Compass is built as a layered context engine. Raw metadata observations flow in, get stored in a temporal knowledge graph, indexed for hybrid search, and served to both human interfaces and AI agents.

Components

Graph Store (PostgreSQL)

PostgreSQL is the sole store for the knowledge graph. Entities, typed directed edges, and temporal metadata (valid_from/valid_to) are stored relationally. Recursive CTE queries power multi-hop graph traversal for both context assembly and impact analysis. Row Level Security enforces multi-tenant isolation at the database level.

Vector Index (pgvector)

Semantic search is powered by pgvector embeddings stored alongside entities. When entities or documents are created/updated, the embedding pipeline asynchronously generates vector embeddings.
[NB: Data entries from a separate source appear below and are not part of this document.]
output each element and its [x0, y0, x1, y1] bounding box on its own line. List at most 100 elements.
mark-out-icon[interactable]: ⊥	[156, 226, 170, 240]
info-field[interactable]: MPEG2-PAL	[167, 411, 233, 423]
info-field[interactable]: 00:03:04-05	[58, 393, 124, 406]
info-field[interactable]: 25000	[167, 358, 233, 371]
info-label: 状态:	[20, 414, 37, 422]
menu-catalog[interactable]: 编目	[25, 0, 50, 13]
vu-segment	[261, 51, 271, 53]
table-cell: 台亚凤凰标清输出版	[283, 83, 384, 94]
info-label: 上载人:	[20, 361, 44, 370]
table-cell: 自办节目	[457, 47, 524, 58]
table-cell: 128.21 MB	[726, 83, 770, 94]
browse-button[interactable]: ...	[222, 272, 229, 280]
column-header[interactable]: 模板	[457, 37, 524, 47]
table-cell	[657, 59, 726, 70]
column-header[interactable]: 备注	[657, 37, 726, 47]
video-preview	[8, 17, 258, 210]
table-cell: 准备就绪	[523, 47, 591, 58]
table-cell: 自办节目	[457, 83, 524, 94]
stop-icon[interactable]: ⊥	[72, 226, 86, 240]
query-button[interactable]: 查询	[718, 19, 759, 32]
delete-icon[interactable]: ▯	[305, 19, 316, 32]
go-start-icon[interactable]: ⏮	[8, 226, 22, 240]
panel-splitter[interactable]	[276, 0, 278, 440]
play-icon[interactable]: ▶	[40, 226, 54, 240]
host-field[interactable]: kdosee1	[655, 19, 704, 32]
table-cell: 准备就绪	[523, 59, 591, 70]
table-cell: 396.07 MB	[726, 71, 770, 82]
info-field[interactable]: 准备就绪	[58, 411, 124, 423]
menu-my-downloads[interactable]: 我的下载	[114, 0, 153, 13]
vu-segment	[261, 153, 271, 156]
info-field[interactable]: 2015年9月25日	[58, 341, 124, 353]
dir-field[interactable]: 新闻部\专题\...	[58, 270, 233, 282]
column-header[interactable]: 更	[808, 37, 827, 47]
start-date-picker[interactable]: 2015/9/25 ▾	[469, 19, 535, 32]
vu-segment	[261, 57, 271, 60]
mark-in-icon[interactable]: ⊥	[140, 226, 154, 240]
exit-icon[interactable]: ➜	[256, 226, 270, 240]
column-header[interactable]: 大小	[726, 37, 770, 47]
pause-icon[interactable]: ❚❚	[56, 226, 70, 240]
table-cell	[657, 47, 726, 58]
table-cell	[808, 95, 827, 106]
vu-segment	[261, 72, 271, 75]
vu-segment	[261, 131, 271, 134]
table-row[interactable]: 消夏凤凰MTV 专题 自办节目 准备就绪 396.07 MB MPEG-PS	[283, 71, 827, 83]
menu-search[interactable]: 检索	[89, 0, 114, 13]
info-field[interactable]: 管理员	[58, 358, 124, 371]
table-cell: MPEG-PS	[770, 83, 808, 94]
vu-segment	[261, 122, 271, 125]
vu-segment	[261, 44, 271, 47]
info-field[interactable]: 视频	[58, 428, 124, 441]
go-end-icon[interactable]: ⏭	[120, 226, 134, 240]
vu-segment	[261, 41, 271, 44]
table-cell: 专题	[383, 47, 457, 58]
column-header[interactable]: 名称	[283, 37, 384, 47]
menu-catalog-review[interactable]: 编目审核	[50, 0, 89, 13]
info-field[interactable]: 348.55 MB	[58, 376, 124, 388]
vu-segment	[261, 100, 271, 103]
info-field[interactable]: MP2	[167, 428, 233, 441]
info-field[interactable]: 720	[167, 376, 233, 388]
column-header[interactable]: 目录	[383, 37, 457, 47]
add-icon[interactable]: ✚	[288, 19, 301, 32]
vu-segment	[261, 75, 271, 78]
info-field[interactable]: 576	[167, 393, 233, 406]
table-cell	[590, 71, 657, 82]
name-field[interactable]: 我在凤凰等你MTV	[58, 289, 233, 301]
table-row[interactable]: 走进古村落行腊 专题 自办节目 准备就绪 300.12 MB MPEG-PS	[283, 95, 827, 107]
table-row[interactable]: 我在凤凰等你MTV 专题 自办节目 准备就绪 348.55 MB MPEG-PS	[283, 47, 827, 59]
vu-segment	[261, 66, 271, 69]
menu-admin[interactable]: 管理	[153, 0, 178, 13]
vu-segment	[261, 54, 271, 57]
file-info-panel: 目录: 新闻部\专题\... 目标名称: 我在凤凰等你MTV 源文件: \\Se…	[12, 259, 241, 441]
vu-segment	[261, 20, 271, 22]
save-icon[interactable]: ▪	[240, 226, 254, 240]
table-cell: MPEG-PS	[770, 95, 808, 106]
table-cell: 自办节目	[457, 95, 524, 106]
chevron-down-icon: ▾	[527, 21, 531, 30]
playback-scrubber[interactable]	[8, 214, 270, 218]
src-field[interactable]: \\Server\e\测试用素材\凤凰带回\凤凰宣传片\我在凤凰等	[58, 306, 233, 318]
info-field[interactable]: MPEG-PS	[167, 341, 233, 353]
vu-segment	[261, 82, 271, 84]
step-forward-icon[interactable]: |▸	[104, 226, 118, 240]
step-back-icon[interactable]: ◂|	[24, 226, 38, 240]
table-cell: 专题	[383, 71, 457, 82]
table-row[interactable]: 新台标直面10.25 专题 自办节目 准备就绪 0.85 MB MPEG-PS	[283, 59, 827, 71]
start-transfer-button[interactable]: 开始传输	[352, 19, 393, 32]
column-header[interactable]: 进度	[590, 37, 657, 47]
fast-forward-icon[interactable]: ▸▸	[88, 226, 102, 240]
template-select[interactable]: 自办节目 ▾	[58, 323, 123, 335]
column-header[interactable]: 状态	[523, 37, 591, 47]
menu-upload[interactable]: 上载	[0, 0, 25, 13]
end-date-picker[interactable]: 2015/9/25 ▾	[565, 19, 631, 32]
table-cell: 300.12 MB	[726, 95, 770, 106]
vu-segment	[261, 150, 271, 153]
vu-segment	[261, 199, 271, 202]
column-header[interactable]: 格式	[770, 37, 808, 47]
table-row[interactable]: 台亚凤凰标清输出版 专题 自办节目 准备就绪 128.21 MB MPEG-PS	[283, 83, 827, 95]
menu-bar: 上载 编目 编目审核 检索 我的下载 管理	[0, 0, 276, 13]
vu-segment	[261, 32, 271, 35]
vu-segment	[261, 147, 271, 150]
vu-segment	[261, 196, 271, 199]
HNSW indexes enable fast cosine similarity search.

Search Engine

Three search strategies, all Postgres-native:

  • Keyword — tsvector full-text search with weighted fields, plus pg_trgm trigram fuzzy matching
  • Semantic — pgvector cosine similarity for conceptual matching
  • Hybrid — Reciprocal Rank Fusion combines keyword and semantic results into a single ranked list

No external search engine dependencies.

Embedding Pipeline

An async worker pool generates embeddings on entity/document upsert. Content is chunked (token-aware splitting with overlap), embedded via a pluggable provider (OpenAI or Ollama), and stored in the embeddings table. The pipeline is non-blocking with configurable queue size and worker count.

Query Engine

Orchestrates graph traversal, hybrid search, and context composition:

  • Context assembly — Bidirectional multi-hop traversal via recursive CTEs with cycle detection
  • Impact analysis — Downstream-only recursive traversal for blast radius
  • Search — Keyword, semantic, or hybrid with configurable filters

Serving Layer

  • Connect RPC — HTTP and gRPC via a single service definition. API definitions in raystack/proton.
  • MCP Server — Model Context Protocol at /mcp for AI agents. Composable tools for searching, understanding context, analyzing impact, and retrieving documents.

Multi-Tenancy

Namespace-based isolation using PostgreSQL Row Level Security. Each request includes a namespace (via x-namespace header or JWT claim). RLS policies ensure queries only see data in their namespace.

The migration user and the application user must be different — RLS policies are bypassed for table owners and superusers.

Schema

namespaces → users → entities → edges
                              → embeddings
                   → documents → embeddings
                   → stars

All tables carry namespace_id and are covered by RLS policies.